Erst der Aufruhr der Studenten löste sie allmählich aus der Parteifrömmigkeit. Doch zunächst agierten sie noch vorsichtig. Während Apo und Studenten gegen Notstandsgesetze und Vietnam-Krieg auf die Straße gingen, verstanden sich die Jungsozialisten im Dezember 1967 zu einer Resolution für die Anerkennung der DDR.

Bei den Straßenschlachten zwischen Polizei und Studenten und den Apo-Aktionen gegen den Springer-Konzern nach dem Attentat auf Rudi Dutschke Im April 1968 aber fühlten sich die jungen. Sozialdemokraten zu den Rebellen hingezogen. Auf dem Münchner Juso-Kongreß im Dezember 1969 schließlich entdeckten die jungen Sozis den Sozialismus, von dem in der Partei lange nicht gesprochen worden war. Mit einem neuen Vorstand -- erster Vorsitzender der Polit-Pädagoge Karsten Voigt, 29 -- verabschiedeten sie Beschlüsse, die den rechten Sozialdemokraten und MdB Hermann Schmitt-Vockenhausen zu der Einsicht brachten: »Das kommt davon, wenn man das dumme Geschwätz laufen läßt, weil man sich mit den jungen Herren nicht anlegen will.«

Die linken Genossen forderten, daß »eine sozialdemokratisch geführte Regierung alle Ihre Handlungen an den Bedürfnissen einer kommenden sozialistischen Gesellschaft« zu messen habe. Ihr Programm: eine Strategie der systemüberwindenden Reformen, die schlüssig von dem französischen Sozialisten Andre Gorz in den sechziger Jahren formuliert worden war.

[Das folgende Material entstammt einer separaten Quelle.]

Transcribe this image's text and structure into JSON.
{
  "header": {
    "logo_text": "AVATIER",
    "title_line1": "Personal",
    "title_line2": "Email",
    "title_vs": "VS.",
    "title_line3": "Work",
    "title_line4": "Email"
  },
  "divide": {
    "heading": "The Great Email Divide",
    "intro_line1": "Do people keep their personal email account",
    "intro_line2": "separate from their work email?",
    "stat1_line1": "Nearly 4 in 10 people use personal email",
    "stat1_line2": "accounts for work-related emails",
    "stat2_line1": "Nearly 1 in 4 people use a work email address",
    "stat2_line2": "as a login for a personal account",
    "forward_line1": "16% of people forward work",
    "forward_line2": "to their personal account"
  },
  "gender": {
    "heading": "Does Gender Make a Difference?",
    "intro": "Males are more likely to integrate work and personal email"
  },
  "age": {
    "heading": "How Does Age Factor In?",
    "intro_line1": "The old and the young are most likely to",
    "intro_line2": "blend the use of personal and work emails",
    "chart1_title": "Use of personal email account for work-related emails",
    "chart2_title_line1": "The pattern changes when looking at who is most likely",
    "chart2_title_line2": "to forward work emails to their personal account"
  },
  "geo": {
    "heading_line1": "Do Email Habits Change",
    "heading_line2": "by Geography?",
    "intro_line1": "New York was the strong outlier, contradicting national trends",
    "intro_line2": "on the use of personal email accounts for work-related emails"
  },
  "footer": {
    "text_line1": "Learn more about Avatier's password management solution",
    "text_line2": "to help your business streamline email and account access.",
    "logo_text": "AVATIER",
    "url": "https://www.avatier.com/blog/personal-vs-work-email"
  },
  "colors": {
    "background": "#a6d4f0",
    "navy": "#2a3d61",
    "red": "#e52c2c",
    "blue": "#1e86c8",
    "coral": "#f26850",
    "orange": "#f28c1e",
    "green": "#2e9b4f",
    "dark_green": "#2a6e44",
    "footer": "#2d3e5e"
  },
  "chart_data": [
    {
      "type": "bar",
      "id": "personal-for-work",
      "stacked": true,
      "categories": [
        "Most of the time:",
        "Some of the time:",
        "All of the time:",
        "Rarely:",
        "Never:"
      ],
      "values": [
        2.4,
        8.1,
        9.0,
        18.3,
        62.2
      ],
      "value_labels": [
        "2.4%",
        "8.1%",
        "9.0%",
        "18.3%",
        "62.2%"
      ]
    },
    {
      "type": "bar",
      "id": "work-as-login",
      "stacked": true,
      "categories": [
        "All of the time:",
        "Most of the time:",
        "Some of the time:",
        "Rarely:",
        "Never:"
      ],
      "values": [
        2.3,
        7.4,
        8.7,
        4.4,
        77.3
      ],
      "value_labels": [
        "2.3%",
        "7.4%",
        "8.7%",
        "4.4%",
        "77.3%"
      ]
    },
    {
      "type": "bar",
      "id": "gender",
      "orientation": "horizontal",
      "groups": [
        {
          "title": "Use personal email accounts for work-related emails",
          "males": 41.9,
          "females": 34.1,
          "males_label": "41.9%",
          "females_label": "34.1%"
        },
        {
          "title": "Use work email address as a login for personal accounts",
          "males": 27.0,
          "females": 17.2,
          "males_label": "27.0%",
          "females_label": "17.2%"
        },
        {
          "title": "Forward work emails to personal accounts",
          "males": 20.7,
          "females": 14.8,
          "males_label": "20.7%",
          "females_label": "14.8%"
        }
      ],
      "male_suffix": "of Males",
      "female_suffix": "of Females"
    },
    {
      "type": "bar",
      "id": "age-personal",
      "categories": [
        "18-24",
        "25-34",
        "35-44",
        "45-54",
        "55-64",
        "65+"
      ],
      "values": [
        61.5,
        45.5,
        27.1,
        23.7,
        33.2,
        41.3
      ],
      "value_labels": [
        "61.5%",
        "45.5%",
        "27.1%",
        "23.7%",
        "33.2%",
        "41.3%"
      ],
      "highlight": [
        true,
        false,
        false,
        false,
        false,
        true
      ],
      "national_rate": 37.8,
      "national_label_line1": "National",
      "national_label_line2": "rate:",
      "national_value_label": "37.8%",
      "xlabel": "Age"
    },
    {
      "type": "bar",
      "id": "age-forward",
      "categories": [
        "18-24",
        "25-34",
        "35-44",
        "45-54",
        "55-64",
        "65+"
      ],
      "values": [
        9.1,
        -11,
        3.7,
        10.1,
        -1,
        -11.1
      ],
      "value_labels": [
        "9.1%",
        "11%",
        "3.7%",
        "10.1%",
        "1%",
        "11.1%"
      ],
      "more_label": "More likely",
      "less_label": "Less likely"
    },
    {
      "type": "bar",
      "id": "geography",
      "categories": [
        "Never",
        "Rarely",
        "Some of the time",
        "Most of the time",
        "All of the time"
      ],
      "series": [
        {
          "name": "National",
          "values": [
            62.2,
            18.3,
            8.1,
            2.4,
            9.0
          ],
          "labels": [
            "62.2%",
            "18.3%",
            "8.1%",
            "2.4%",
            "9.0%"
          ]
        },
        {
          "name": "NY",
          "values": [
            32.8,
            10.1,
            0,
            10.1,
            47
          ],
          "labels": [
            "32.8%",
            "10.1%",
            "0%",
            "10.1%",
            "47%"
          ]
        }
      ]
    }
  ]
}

Die Gorz-Theorie beruht auf zwei Grundsätzen:

* Der Kapitalismus ist das entscheidende Hindernis für die Verwirklichung einer humanen Gesellschaft;

* der Kapitalismus ist jedoch so lebenskräftig« daß er nicht in einem revolutionären Kraftakt überwunden werden kann.

Deshalb gilt es nach Gorz, durch Strukturreformen »Breschen in den Kapitalismus« zu schlagen, »innerhalb des bestehenden Systems neue Perspektiven aufzutun«, »Machtpositionen zu erobern«, in denen sich die Arbeiterbewegung »auf die Leitung der Gesellschaft vorbereiten« kann, und Reformen so zu gestalten, daß sie die Massen für sozialistische Ziele mobilisieren können.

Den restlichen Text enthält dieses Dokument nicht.